Tuesday, August 22, 2006

We left off last time with God saying through Isaiah "I have no pleasure in the blood of bulls and lambs and goats". With that in mind, we turn to deal with the popular misconception that the saying “without the shedding of blood there is no forgiveness” in Hebrews 9:22 means that God needs blood in order to be able to forgive, as if it were some sort of magical incantation or legal requirement. However reading the entire verse we see it says

“The law requires that nearly everything be cleansed with blood, and without the shedding of blood there is no forgiveness” (Heb 9:22)

Here the stated purpose of the blood is not to appease through punishment, but to be “cleansed with blood”. Cleansing, or purifying as it is sometimes translated, is associated in this verse with forgiveness. The full formula of Hebrew 9 is that without being cleansed with blood there is no forgiveness. God does not need a sacrifice to forgive us or love us, we need to be made clean inside. Notice below how the writer of Hebrews continually draws a connection between blood and cleansing,

“The blood of goats and bulls and the ashes of a heifer sprinkled on those who are ceremonially unclean sanctify them so that they are outwardly clean. How much more, then, will the blood of Christ, who through the eternal Spirit offered himself unblemished to God, cleanse our consciences from acts that lead to death,so that we may serve the living God!” (Heb 9:13-14)

What does it mean to be purified by blood? In the Hebrew thought, purifying, or sanctification (making holy), involved a purging of what is impure “You must purge the evil from among you” (Dt 13:5 et al). The blood represented, in the Jewish thought, the life of the animal “For the life of a creature is in the blood (Lev 17:11) So the temple sacrifices involved ceremonial act of purging oneself of sin, as Paul says by “dying to sin in us” (Ro 6) vicariously through the death of the animal on the altar. This is understood more broadly, again in terms of consecration, giving over to God “The blood... sprinkled on those who are ceremonially unclean sanctify them”. The function of blood here is not to appease, but to “purge out evil” - to sanctify. A similar thought today would be the idea of removing a cancer from our bodies. The two ideas of consecration and sanctification are in fact closely related because the concept of “setting apart” (consecration) is similar to the idea of “purging out evil” (purification). This idea flowed over into their understanding of health conditions and the idea of a person being “unclean” or of certain foods as “unclean”.

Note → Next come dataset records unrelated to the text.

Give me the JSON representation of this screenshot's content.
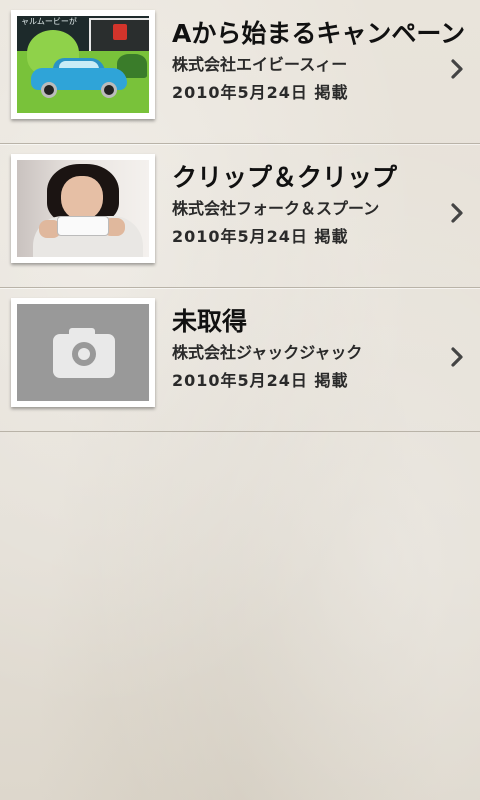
{
  "list": {
    "items": [
      {
        "title": "Aから始まるキャンペーン",
        "company": "株式会社エイビースィー",
        "date": "2010年5月24日 掲載",
        "thumbnail": "car-ad-image",
        "thumbnail_caption": "ャルムービーが"
      },
      {
        "title": "クリップ＆クリップ",
        "company": "株式会社フォーク＆スプーン",
        "date": "2010年5月24日 掲載",
        "thumbnail": "woman-with-phone-photo"
      },
      {
        "title": "未取得",
        "company": "株式会社ジャックジャック",
        "date": "2010年5月24日 掲載",
        "thumbnail": "camera-placeholder-icon"
      }
    ]
  },
  "icons": {
    "chevron": "chevron-right-icon",
    "placeholder": "camera-icon"
  },
  "colors": {
    "background": "#e6e1d8",
    "divider": "#b9b3a8",
    "placeholder_bg": "#999999",
    "title_text": "#111111"
  }
}
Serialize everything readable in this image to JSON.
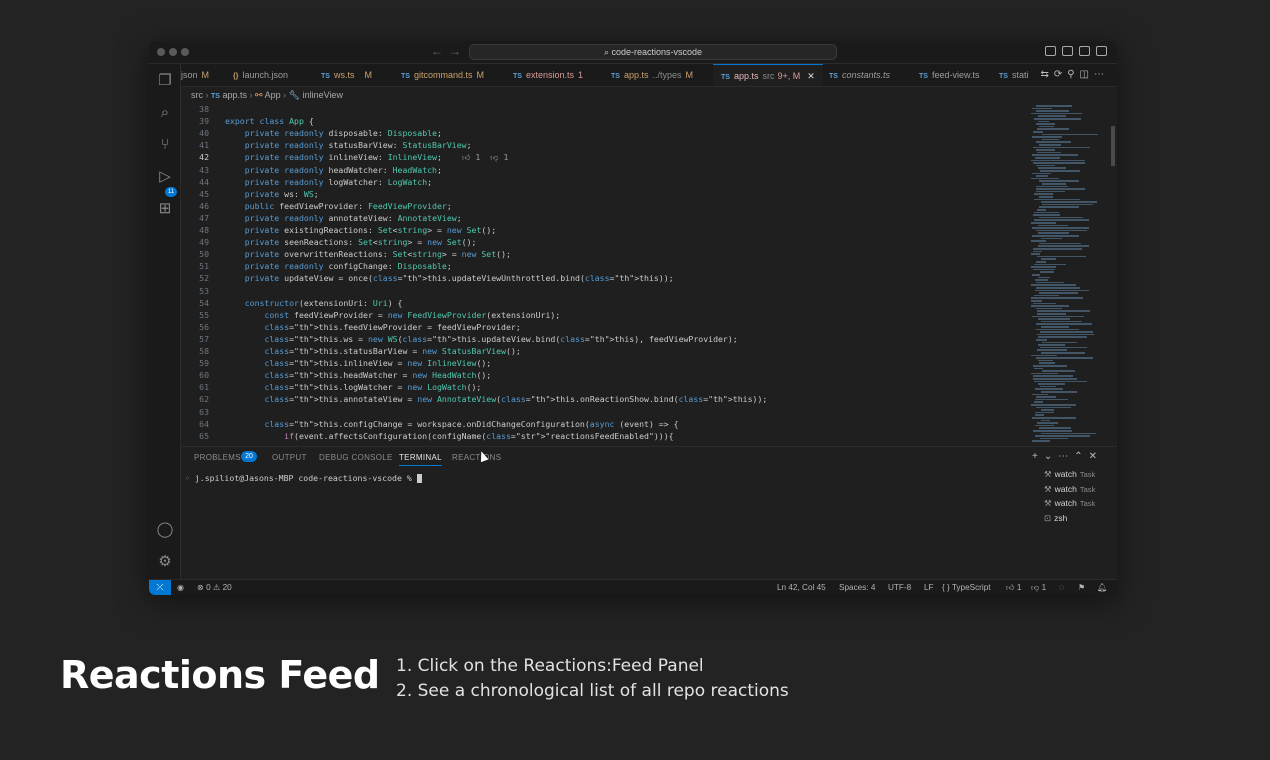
{
  "window": {
    "search_text": "code-reactions-vscode"
  },
  "tabs": [
    {
      "name": "json",
      "label": "json",
      "status": "M",
      "lang": ""
    },
    {
      "name": "launch",
      "label": "launch.json",
      "status": "",
      "lang": "{}"
    },
    {
      "name": "ws",
      "label": "ws.ts",
      "status": "M",
      "lang": "TS"
    },
    {
      "name": "gitcommand",
      "label": "gitcommand.ts",
      "status": "M",
      "lang": "TS"
    },
    {
      "name": "extension",
      "label": "extension.ts",
      "status": "1",
      "lang": "TS"
    },
    {
      "name": "app-types",
      "label": "app.ts",
      "detail": "../types",
      "status": "M",
      "lang": "TS"
    },
    {
      "name": "app-src",
      "label": "app.ts",
      "detail": "src",
      "status": "9+, M",
      "lang": "TS",
      "active": true
    },
    {
      "name": "constants",
      "label": "constants.ts",
      "status": "",
      "lang": "TS"
    },
    {
      "name": "feed-view",
      "label": "feed-view.ts",
      "status": "",
      "lang": "TS"
    },
    {
      "name": "stat",
      "label": "stati",
      "status": "",
      "lang": "TS"
    }
  ],
  "breadcrumb": {
    "src": "src",
    "file": "app.ts",
    "class": "App",
    "member": "inlineView"
  },
  "inline_reactions": {
    "thumbs_up": "1",
    "thumbs_down": "1"
  },
  "code_lines": [
    {
      "n": "38",
      "text": ""
    },
    {
      "n": "39",
      "text": "export class App {"
    },
    {
      "n": "40",
      "text": "    private readonly disposable: Disposable;"
    },
    {
      "n": "41",
      "text": "    private readonly statusBarView: StatusBarView;"
    },
    {
      "n": "42",
      "text": "    private readonly inlineView: InlineView;"
    },
    {
      "n": "43",
      "text": "    private readonly headWatcher: HeadWatch;"
    },
    {
      "n": "44",
      "text": "    private readonly logWatcher: LogWatch;"
    },
    {
      "n": "45",
      "text": "    private ws: WS;"
    },
    {
      "n": "46",
      "text": "    public feedViewProvider: FeedViewProvider;"
    },
    {
      "n": "47",
      "text": "    private readonly annotateView: AnnotateView;"
    },
    {
      "n": "48",
      "text": "    private existingReactions: Set<string> = new Set();"
    },
    {
      "n": "49",
      "text": "    private seenReactions: Set<string> = new Set();"
    },
    {
      "n": "50",
      "text": "    private overwrittenReactions: Set<string> = new Set();"
    },
    {
      "n": "51",
      "text": "    private readonly configChange: Disposable;"
    },
    {
      "n": "52",
      "text": "    private updateView = once(this.updateViewUnthrottled.bind(this));"
    },
    {
      "n": "53",
      "text": ""
    },
    {
      "n": "54",
      "text": "    constructor(extensionUri: Uri) {"
    },
    {
      "n": "55",
      "text": "        const feedViewProvider = new FeedViewProvider(extensionUri);"
    },
    {
      "n": "56",
      "text": "        this.feedViewProvider = feedViewProvider;"
    },
    {
      "n": "57",
      "text": "        this.ws = new WS(this.updateView.bind(this), feedViewProvider);"
    },
    {
      "n": "58",
      "text": "        this.statusBarView = new StatusBarView();"
    },
    {
      "n": "59",
      "text": "        this.inlineView = new InlineView();"
    },
    {
      "n": "60",
      "text": "        this.headWatcher = new HeadWatch();"
    },
    {
      "n": "61",
      "text": "        this.logWatcher = new LogWatch();"
    },
    {
      "n": "62",
      "text": "        this.annotateView = new AnnotateView(this.onReactionShow.bind(this));"
    },
    {
      "n": "63",
      "text": ""
    },
    {
      "n": "64",
      "text": "        this.configChange = workspace.onDidChangeConfiguration(async (event) => {"
    },
    {
      "n": "65",
      "text": "            if(event.affectsConfiguration(configName(\"reactionsFeedEnabled\"))){"
    }
  ],
  "panel": {
    "tabs": [
      "PROBLEMS",
      "OUTPUT",
      "DEBUG CONSOLE",
      "TERMINAL",
      "REACTIONS"
    ],
    "problems_count": "20",
    "prompt": "j.spiliot@Jasons-MBP code-reactions-vscode %",
    "terminals": [
      {
        "name": "watch",
        "sub": "Task"
      },
      {
        "name": "watch",
        "sub": "Task"
      },
      {
        "name": "watch",
        "sub": "Task"
      },
      {
        "name": "zsh",
        "sub": ""
      }
    ]
  },
  "status_bar": {
    "errors": "0",
    "warnings": "20",
    "position": "Ln 42, Col 45",
    "spaces": "Spaces: 4",
    "encoding": "UTF-8",
    "eol": "LF",
    "language": "TypeScript",
    "up": "1",
    "down": "1"
  },
  "caption": {
    "title": "Reactions Feed",
    "step1": "1. Click on the Reactions:Feed Panel",
    "step2": "2. See a chronological list of all repo reactions"
  }
}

This idea of devotion and purification through blood is still of course quite foreign to us today, yet it is a practice found in nearly every ancient culture and one that predates the Jewish temple sacrifice. Unless we want to write all these cultures and people off as “primitive” we would need to assume that there is something reflected in the practice that connects to a fundamental part of our shared human experience. The word “atonement” literally means “made at-one” and generally speaking, all of the various sacrifices can be said to be about connectedness. The first fruits offering expressed an acknowledgment that what we had was not ours alone. The Passover sacrifice expressed a solidarity with God's people in times of trouble. The thanksgiving offering expressed in gratitude an acknowledgment of our connectedness to others. Specifically in the case of the sin offering it was a sense of restoring a broken connection that had been severed by sin. Sacrifice was a ritual that allowed people to work through the very real guilt they felt and their desire to atone for it, not understood in the legal context of a requirement (as if God really needs a cow) or an appeasement (as if one could bribe God or buy his love) but as a way provided by a loving God to work through our guilt and restore our lost connection to God, ourselves, and others. Again, not in the sense of dealing with mere “guilt feelings” disconnected from reality, but of dealing with the alienating reality of a stained conscience. It enacted symbolically the faith that God could make us clean again, mending the bond we had severed.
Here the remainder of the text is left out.